Nice stuff Branden, now if you could figure out how to post pic's a bit larger to show more bottle and less background it would really make the bottles pop...


----------



## carobran (Oct 18, 2011)

> ORIGINAL: rockbot
> 
> you got some nice bottles. Any local beers?


 no,i dont have any Miss. beers.............i dont think theres a whole lot of  beers from Ms........mostly hutches and druggists(_i like druggists).........._im getting a Kosciusko hutch today or tomorrow.(hopefully today)[]


----------



## carobran (Oct 18, 2011)

> ORIGINAL: epackage
> 
> Nice stuff Branden, now if you could figure out how to post pic's a bit larger to show more bottle and less background it would really make the bottles pop...

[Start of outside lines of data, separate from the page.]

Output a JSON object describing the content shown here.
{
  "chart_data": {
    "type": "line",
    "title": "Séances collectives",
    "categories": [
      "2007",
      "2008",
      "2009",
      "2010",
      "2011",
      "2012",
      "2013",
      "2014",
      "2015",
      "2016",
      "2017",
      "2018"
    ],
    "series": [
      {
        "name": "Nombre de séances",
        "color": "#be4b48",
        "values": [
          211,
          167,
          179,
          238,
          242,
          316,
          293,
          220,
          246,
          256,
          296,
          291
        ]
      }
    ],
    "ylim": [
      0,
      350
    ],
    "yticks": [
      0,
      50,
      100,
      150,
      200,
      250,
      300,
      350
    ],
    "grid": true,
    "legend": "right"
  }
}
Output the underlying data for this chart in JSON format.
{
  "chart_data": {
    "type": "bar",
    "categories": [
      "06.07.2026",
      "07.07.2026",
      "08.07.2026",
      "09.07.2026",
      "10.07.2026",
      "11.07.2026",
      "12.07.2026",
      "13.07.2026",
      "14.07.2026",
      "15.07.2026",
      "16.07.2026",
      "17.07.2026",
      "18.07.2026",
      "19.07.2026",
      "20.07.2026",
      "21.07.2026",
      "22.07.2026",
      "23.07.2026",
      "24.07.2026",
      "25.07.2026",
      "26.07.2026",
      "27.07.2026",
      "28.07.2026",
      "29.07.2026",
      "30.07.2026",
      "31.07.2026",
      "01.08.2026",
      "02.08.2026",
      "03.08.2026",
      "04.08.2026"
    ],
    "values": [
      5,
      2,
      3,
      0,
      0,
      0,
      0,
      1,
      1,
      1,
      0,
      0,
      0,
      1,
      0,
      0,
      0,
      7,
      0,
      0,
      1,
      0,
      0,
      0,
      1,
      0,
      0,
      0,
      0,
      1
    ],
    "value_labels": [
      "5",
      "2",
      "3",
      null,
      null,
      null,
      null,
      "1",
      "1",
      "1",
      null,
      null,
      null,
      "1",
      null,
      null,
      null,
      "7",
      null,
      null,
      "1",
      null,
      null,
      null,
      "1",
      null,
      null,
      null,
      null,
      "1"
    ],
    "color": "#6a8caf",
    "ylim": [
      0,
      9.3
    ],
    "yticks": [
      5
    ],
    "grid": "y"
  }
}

 i can post larger pics but im not sure how to crop the background[8|][8|]


----------



## peejrey (Oct 18, 2011)

> > > im not sure how to crop the background


 Are you using some sort of iPhoto?


----------



## carobran (Oct 19, 2011)

i downsize the pics using PAINT


----------



## Stardust (Nov 8, 2011)

Nice collection you got there [] Star ~ *


----------



## carobran (Nov 8, 2011)

thanx...ive gotten a few more since then..[]


----------